War Wilfrieds Hinweis in dem betreffenden Thread angemessen?
Der beteiligte Moderator hat sich geäussert, warum er sich von dem Vergleich beleidigt fühlte:
Entschuldige bitte, aber Vergleiche der Moderation mit der Inquisition, die zig-tausende Tote aufgrund angeblicher Ketzerei auf dem Gewissen hat, kann ich persönlich weder gutheißen noch tolerieren. ...
Ich bin kein religionsbewanderter Mensch -- aber es hat mich doch interessiert, ob Fraggles' böses Bild der Inquisition so stimmt. Wenngleich es nicht meine Lieblingsquelle ist, so habe ich doch
wikipedia bemüht:
Die Inquisition wurde nur dann tätig, wenn es von kirchlicher Seite für notwendig erachtet wurde. Im Unterschied zu anderen Gerichtsformen ... erhob in einem Inquisitionsprozess ... ein obrigkeitlicher Ankläger Klage von Amts wegen („ex officio“) und im öffentlichen Interesse (Offizialprinzip). ...
In einem Inquisitionsverfahren stand die inquisitio (lat.: Befragung, Untersuchung) zur Ermittlung der möglichst durch Geständnis zu offenbarenden Wahrheit im Vordergrund, und nicht die Anklage. Vor dem Inquisitionsgericht hatten Sachbeweise keine Gültigkeit. Das heißt, zum Beweis von Schuld oder Unschuld gab es nur die Möglichkeit der Aussage von Zeugen, die häufig durch weitere Zeugenaussagen gestützt wurden. Durch diese Verfahrensweise dauerten die Inquisitionsprozesse oft sehr lange. Als oberstes Beweismittel wurde ein Geständnis angestrebt.
Die Inquisitionsprozesse waren im Vergleich zur späteren Hexenverfolgung (auch in protestantischen Gegenden) im zeitgenössischen Rechtswesen verhältnismäßig fair. Ein Angeklagter hatte z. B. das Recht, seine Feinde aufzuzählen und wenn diese mit den Anklägern identisch waren, wurde die Anklage niedergeschlagen. Falsche Ankläger wurden hart bestraft. Die Mehrheit der Fälle wurde nicht mit dem Tod bestraft, sondern es wurden entweder gute Werke wie Gottesdienstbesuch, Stiftungen oder Wallfahrten, bisweilen aber auch harte Bußen verordnet. Teilnahme an Kreuzzügen, Geldbußen, Pranger oder das Tragen von Ketzerkreuzen (farbigen aufgenähten Stoffkreuzen) waren häufige Strafen.
Wenn ich das lese, dann hat Wilfried genauso Unrecht mit seinem (ja abgebrochenen) Vergleich, wie Fraggles mit seiner Behauptung, die Inquisition habe "zig-tausende Tote aufgrund angeblicher Ketzerei auf dem Gewissen".

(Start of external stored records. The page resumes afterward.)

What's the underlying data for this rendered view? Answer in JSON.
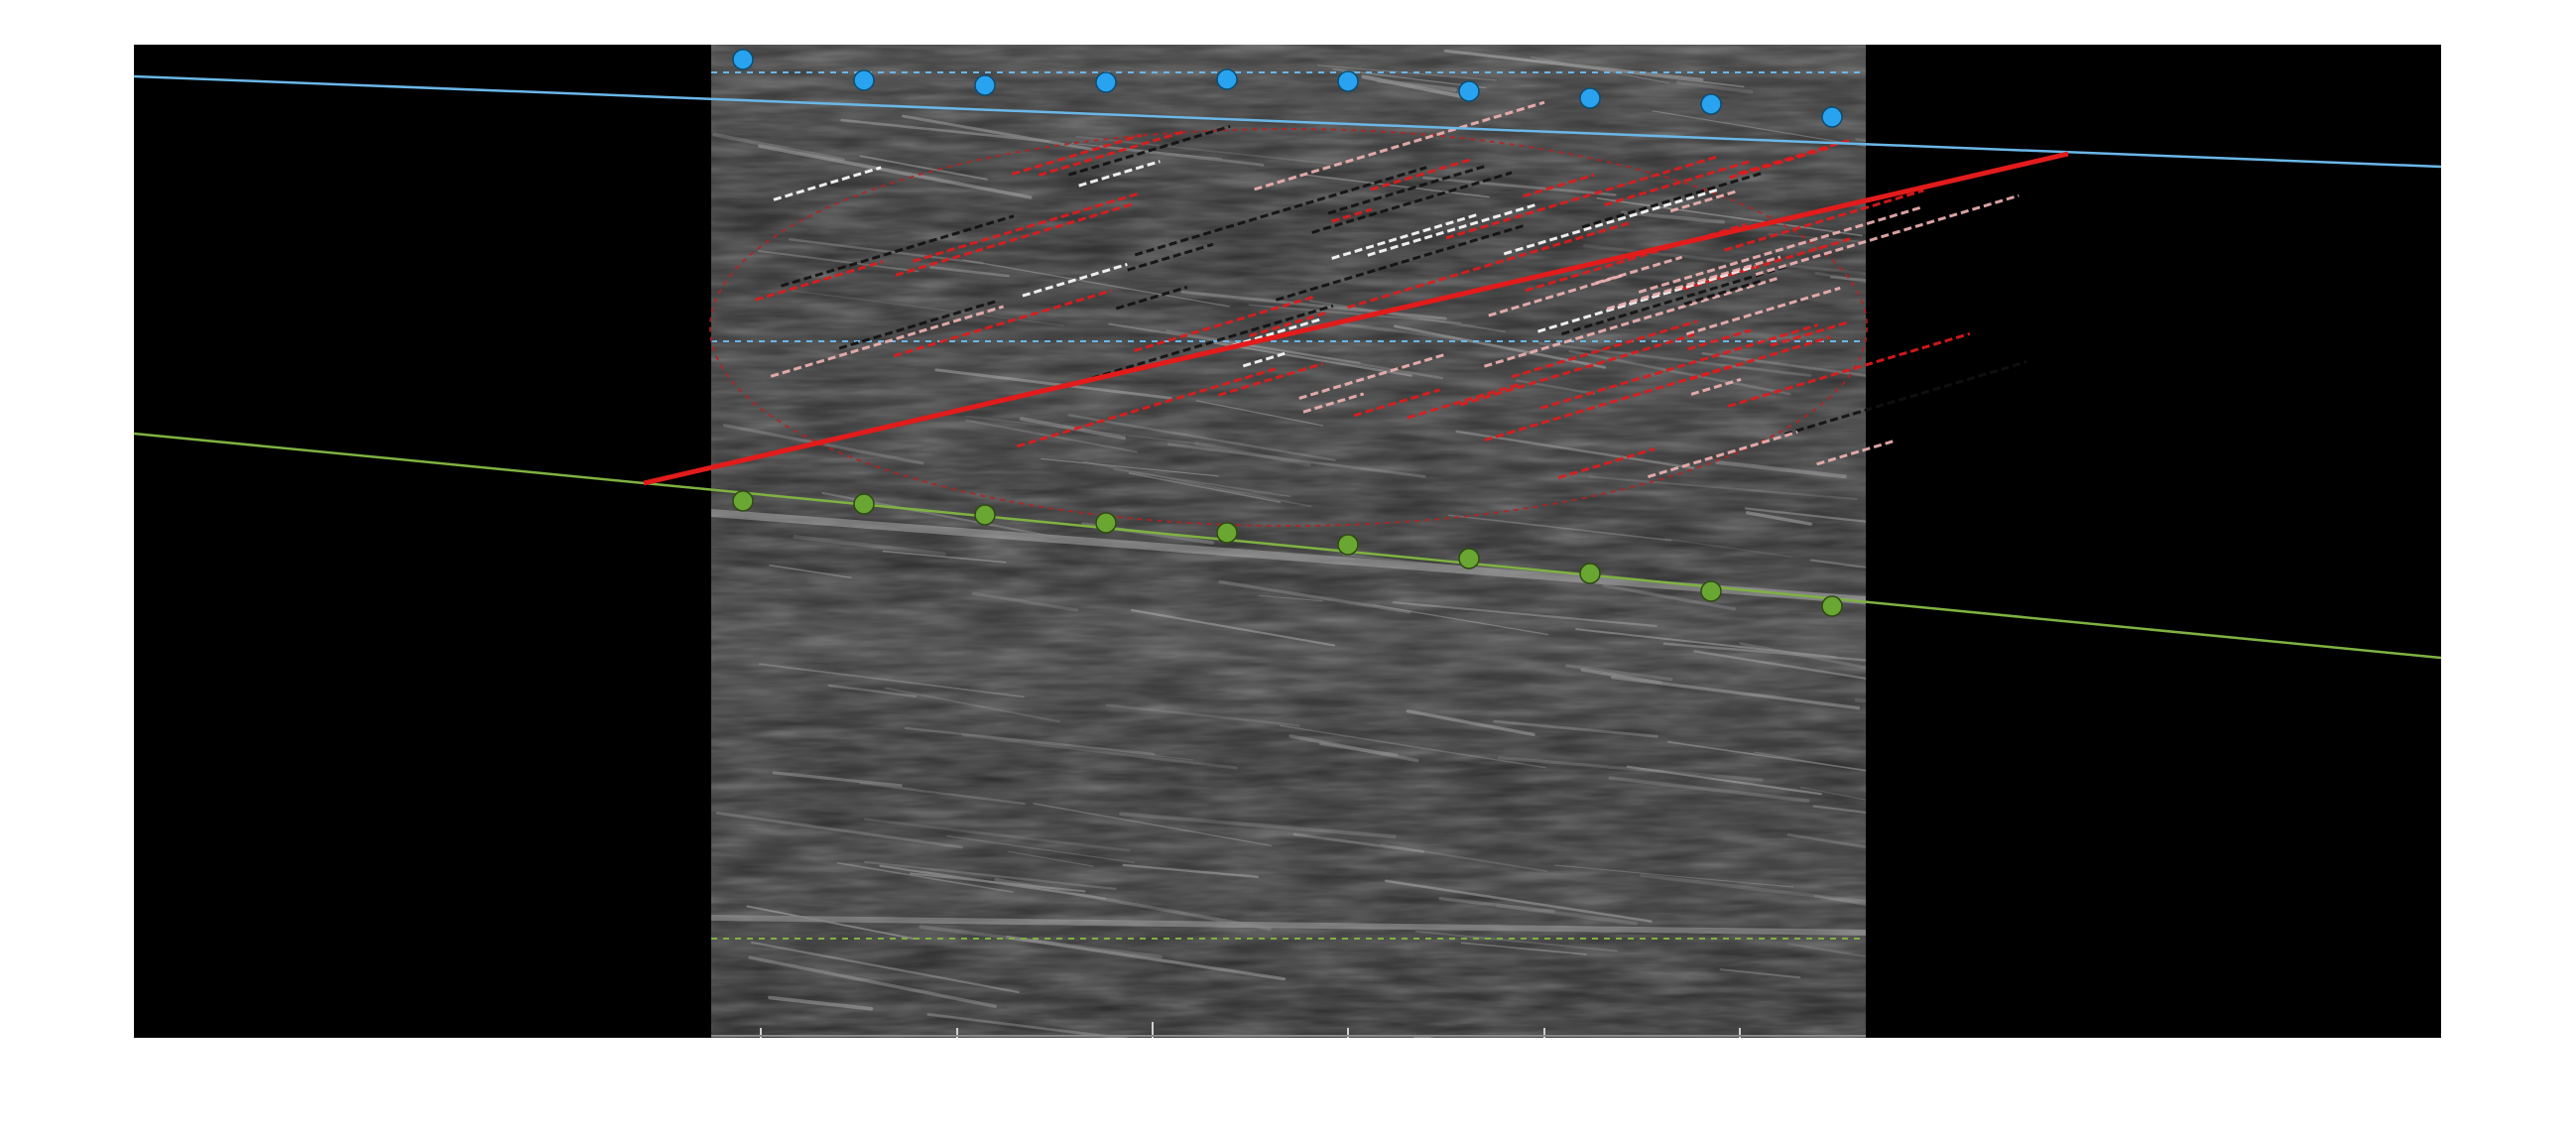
{
  "viewer": {
    "colors": {
      "background": "#000000",
      "aponeurosis_superior": "#6ab7e8",
      "aponeurosis_inferior": "#7fb241",
      "fascicle": "#e31b1b",
      "roi_ellipse": "#b42222",
      "superior_markers": "#29a3ef",
      "inferior_markers": "#6aa632",
      "tick_marks": "#d0d0d0"
    },
    "overlays": {
      "superior_aponeurosis_line": "line",
      "inferior_aponeurosis_line": "line",
      "fascicle_estimate_line": "line",
      "roi_ellipse": "ellipse",
      "superior_marker_count": 10,
      "inferior_marker_count": 10
    },
    "icons": {
      "superior_marker": "circle-marker-icon",
      "inferior_marker": "circle-marker-icon"
    }
  }
}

Warum das Forum keine inquisitorischen Züge hat
Viele der aufgezählten Merkmale eines Inquisitionsprozesses treffen auf die hiesigen Strafmassnahmen nicht zu: So wird ein "Angeklagter" hier nicht gehört, er bekommt ohne Verfahren seine Strafe präsentiert.
Die "Gerichtsbarkeit" wird ausgeübt, wann immer ein Moderator meint, dass es angemessen ist -- und er kann sich selbst als "Richter" einsetzen.
Auch werden falsche Ankläger nicht bestraft.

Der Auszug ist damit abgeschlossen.